Şeriat «edille-i şer'iyye» (Kitap, Sünnet, İcma' ve Kıyas) ile ortaya konan, müslümanların yapması ve yapmaması gereken işleri bildiren «islâm nizamı»dır. İslâm dininde «akaid» (temel inançlar) ve «ilm-i fıkıh» (müsiümanların yaşayışlarını tanzim eden ilim) adı altında ele alınan her mesele, «şeriat» kavramı içindedir. Kısaca, şeriat, bir müslümanın inançlarını, ibadetlerini, yaşayışını ve «eylemlerini» murakabe eden sistemdir.
Ahmet Cevdet ve arkadaşlarının bir şaheser olarak «tedvin ettikleri» Mecelle-i Ahkâm-ı Adliyye adlı kitabın (Hicrî 1303 tarihli baskısının) 21. sahife ve 1.maddesine göre, «Fıkıh İlmi» şöyle tarif edilir: (Sadeleştirerek veriyoruz.)

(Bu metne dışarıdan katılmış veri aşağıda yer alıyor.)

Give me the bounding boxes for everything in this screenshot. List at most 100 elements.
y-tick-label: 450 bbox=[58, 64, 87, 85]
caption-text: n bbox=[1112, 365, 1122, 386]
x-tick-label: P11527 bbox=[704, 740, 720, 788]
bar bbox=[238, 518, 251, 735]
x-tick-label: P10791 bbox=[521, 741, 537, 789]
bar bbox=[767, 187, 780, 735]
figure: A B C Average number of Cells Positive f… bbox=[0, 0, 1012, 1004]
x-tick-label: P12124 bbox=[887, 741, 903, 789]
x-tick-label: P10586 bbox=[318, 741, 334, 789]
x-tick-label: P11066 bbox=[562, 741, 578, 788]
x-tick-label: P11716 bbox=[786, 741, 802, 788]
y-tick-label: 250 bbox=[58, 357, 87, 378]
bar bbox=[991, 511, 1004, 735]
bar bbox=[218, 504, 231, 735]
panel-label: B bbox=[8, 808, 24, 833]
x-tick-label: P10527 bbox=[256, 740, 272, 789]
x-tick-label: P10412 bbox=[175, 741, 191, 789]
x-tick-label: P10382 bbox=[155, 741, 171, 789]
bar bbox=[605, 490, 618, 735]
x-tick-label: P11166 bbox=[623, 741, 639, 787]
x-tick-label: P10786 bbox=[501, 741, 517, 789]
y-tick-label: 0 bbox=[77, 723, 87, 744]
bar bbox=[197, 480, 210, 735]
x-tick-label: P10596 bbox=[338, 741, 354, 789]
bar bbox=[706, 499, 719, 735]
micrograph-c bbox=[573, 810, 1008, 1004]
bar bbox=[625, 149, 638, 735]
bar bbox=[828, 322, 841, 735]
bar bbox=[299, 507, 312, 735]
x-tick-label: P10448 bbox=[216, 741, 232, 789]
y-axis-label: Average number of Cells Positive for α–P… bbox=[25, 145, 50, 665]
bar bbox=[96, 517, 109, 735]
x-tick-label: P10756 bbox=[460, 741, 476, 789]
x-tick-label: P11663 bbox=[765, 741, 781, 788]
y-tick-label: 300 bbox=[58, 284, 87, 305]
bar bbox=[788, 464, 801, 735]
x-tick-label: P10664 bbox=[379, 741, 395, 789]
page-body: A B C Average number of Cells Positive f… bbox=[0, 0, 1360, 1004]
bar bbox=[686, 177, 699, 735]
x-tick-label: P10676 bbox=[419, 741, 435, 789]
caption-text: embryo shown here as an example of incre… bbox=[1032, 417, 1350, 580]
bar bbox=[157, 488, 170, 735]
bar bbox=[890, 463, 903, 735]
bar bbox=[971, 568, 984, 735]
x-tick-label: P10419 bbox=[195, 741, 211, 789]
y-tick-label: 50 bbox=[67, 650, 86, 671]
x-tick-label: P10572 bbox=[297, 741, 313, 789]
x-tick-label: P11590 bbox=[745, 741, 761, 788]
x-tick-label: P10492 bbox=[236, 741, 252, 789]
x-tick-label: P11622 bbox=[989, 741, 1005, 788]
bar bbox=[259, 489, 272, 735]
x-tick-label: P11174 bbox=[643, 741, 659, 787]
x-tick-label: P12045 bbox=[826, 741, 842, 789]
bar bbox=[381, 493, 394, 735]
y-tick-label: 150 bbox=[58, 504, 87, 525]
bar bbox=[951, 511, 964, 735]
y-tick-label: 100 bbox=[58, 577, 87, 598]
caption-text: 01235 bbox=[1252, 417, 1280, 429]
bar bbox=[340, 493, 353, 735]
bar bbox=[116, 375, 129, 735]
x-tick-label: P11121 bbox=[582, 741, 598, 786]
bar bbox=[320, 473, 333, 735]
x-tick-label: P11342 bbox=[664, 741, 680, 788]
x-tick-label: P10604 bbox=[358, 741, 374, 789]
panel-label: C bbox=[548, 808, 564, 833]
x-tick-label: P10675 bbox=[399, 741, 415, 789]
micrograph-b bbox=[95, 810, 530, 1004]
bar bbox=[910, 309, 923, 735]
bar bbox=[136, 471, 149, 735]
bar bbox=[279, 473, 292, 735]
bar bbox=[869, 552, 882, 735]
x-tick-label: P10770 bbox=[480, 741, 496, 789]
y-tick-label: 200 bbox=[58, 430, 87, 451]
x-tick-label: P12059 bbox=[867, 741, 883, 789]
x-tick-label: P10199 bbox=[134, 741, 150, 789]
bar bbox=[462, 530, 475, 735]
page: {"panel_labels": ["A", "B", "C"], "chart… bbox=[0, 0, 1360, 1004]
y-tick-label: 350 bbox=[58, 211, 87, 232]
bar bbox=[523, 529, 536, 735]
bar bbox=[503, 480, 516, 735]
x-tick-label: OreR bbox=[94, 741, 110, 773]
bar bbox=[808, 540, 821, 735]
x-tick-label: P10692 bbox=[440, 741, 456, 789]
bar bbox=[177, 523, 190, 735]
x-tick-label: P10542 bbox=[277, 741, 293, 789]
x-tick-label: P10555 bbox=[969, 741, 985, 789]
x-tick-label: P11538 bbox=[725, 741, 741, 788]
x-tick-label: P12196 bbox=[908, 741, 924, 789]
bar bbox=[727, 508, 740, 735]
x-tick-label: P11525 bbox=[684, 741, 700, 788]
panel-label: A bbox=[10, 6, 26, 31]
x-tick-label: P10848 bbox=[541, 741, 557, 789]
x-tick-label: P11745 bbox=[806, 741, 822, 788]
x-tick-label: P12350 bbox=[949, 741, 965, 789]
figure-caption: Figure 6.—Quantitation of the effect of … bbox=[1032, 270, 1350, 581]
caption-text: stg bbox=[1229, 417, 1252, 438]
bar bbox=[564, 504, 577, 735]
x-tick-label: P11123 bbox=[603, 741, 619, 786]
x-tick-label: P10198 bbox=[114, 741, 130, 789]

«Fıkıh ilmi ise, şeriat ilminin meselelerini bilmektir. Fıkha ait meseleler, ya ahireti ilgilendiren emirler durumunda olup ibadet hükümleridir; yahut dünyayı ilgilendiren evlenme - boşanma (münakâhat). insanlar arasındaki her türlü İlişki (muamelat) ile suçlar ve cezalar (ukûbat) gibi bölümlere ayrılır.»
İslâmiyet'te îman, ilmi, amel ve ihlâsı gerektirir. İlim, İslâmiyet! dosdoğru bilmeyi; amel inançlarını yaşamayı; ihlâs ise samimî bir aşk ve vecd adamı olmayı, her türlü gösteriş ve riyadan uzak olarak dini heyecan duymayı ifade eder.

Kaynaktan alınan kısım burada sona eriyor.